Fim da Denegação na NFC-e
O Ajuste SINIEF 10/2023 alterou as regras da NFC-e, excluindo a denegação. Anteriormente, a NFC-e podia ser denegada por irregularidade fiscal do emitente (301 - Uso Denegado: Irregularidade fiscal do emitente). Com a mudança, a NFC-e passará a ser rejeitada nesses casos.
Quando o emitente estiver em situação irregular perante o Fisco, a NFC-e será rejeitada com a mensagem 781 - Rejeição: Emissor não habilitado para emissão da NFC-e, conforme a regra 1C17-38.

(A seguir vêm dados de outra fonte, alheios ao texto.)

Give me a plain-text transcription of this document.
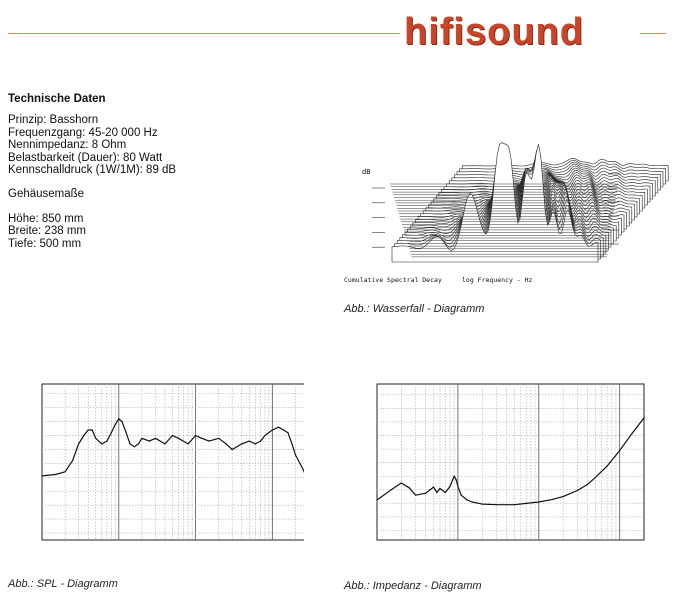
hifisound
Technische Daten
Prinzip: Basshorn
Frequenzgang: 45-20 000 Hz
Nennimpedanz: 8 Ohm
Belastbarkeit (Dauer): 80 Watt
Kennschalldruck (1W/1M): 89 dB
Gehäusemaße
Höhe: 850 mm
Breite: 238 mm
Tiefe: 500 mm
dB
Cumulative Spectral Decay	log Frequency - Hz
Abb.: Wasserfall - Diagramm
Abb.: SPL - Diagramm	Abb.: Impedanz - Diagramm
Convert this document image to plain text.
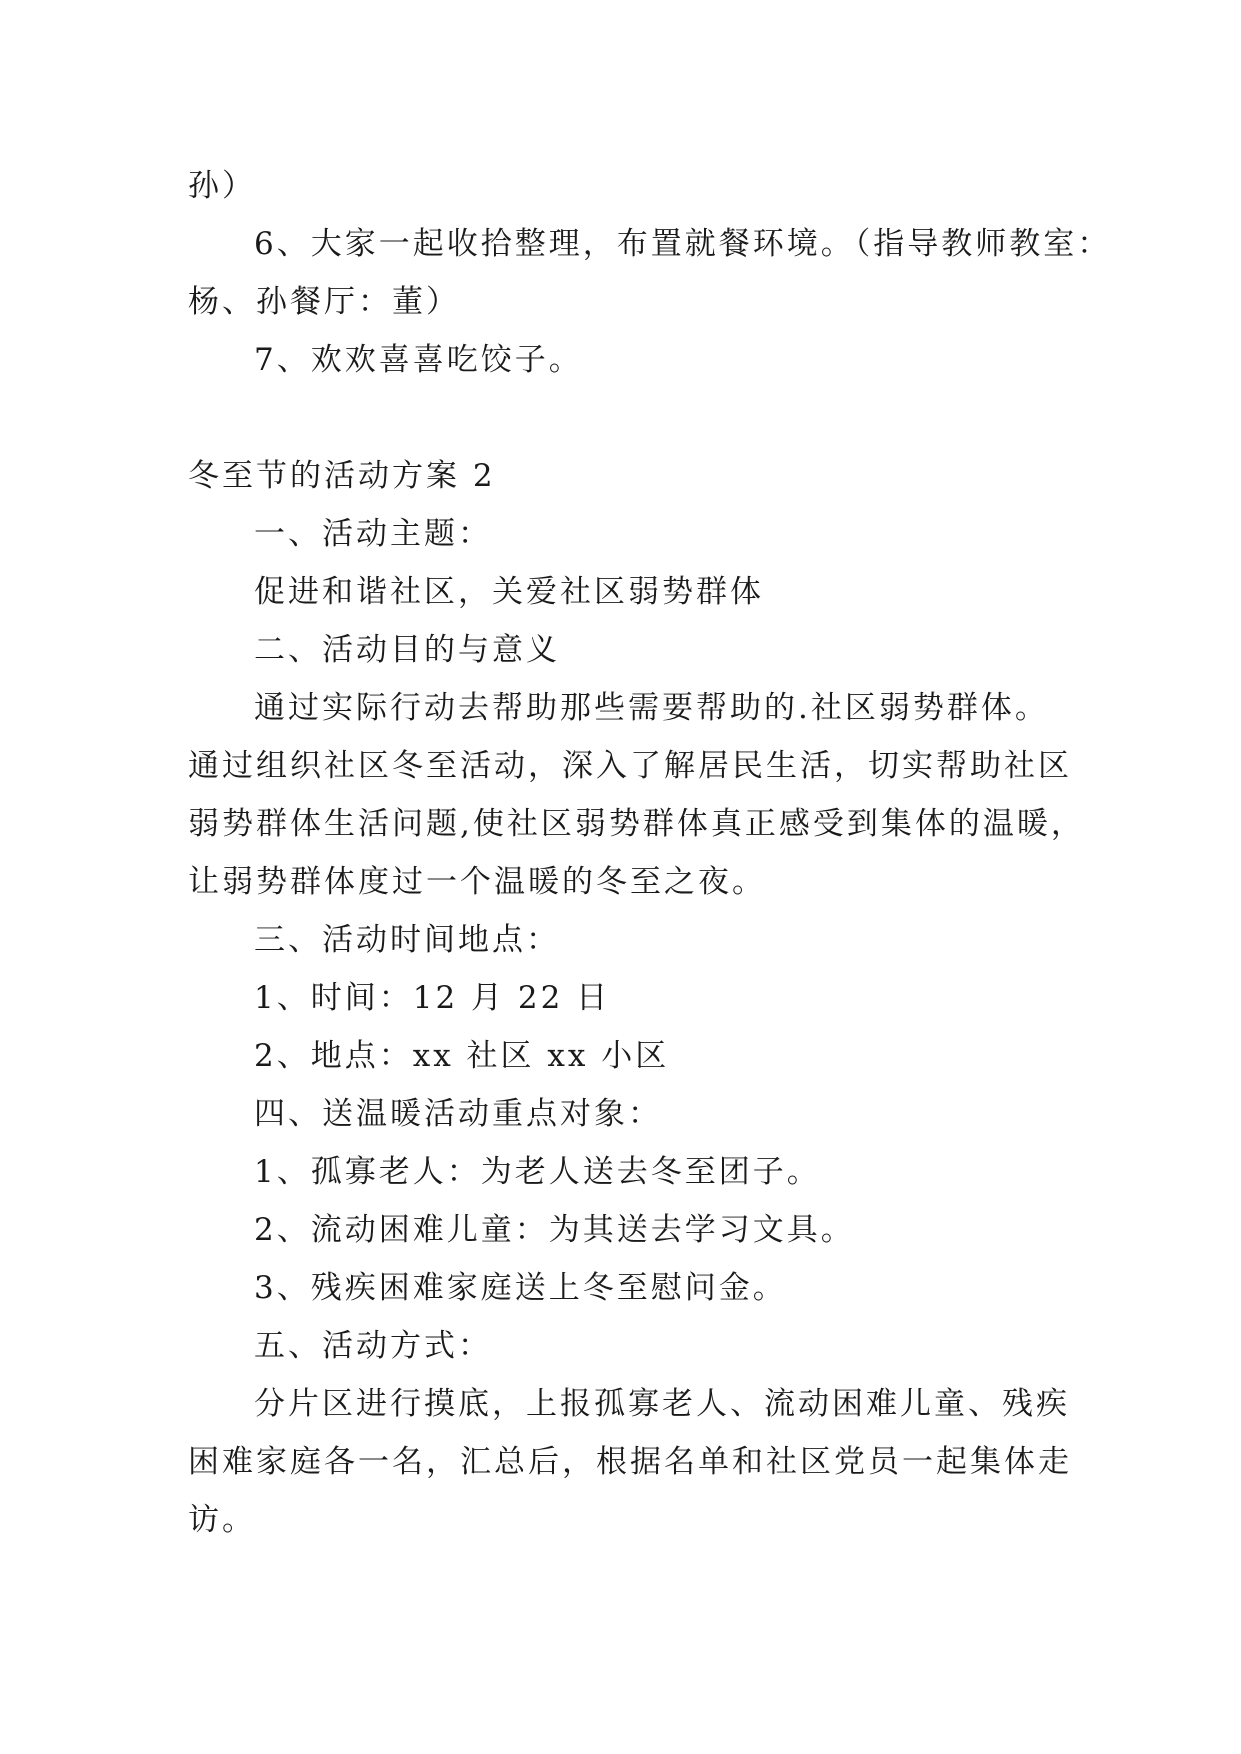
孙）
6、大家一起收拾整理，布置就餐环境。（指导教师教室：
杨、孙餐厅：董）
7、欢欢喜喜吃饺子。
冬至节的活动方案 2
一、活动主题：
促进和谐社区，关爱社区弱势群体
二、活动目的与意义
通过实际行动去帮助那些需要帮助的.社区弱势群体。
通过组织社区冬至活动，深入了解居民生活，切实帮助社区
弱势群体生活问题,使社区弱势群体真正感受到集体的温暖，
让弱势群体度过一个温暖的冬至之夜。
三、活动时间地点：
1、时间：12 月 22 日
2、地点：xx 社区 xx 小区
四、送温暖活动重点对象：
1、孤寡老人：为老人送去冬至团子。
2、流动困难儿童：为其送去学习文具。
3、残疾困难家庭送上冬至慰问金。
五、活动方式：
分片区进行摸底，上报孤寡老人、流动困难儿童、残疾
困难家庭各一名，汇总后，根据名单和社区党员一起集体走
访。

Códigos e Descrições de Mensagens de Erro
A Nota Técnica 2023.002 consolida os códigos de erro e suas descrições associadas às novas validações:
- 126: Rejeição: Enviado lote com mais de 1 NFC-e
- 401: Rejeição: CPF do emitente inválido
- 494: Rejeição: Chave de Acesso inexistente
- 560: Rejeição: CNPJ base/CPF do emitente difere do CNPJ base/CPF da primeira NF-e do lote recebido
- 574: Rejeição: O autor do evento diverge do emissor da NF-e
- 617: Rejeição: Chave de Acesso inválida (CNPJ/CPF zerado ou dígito inválido)
- 781: Rejeição: Emissor não habilitado para emissão da NFC-e
- 957: Rejeição: Tipo de emissão incompatível com o Processo de Emissão
Conclusão
As alterações apresentadas pela Nota Técnica 2023.002 são direcionadas à flexibilização da emissão da NFC-e por produtores rurais que são pessoas físicas com Inscrição Estadual. A padronização da Chave de Acesso para emitentes CPF e as novas regras de validação garantem a conformidade fiscal. A eliminação da denegação na NFC-e simplifica o tratamento de irregularidades fiscais do emitente, substituindo-a pela rejeição direta, o que exige atenção dos contribuintes para evitar interrupções nas suas operações de venda.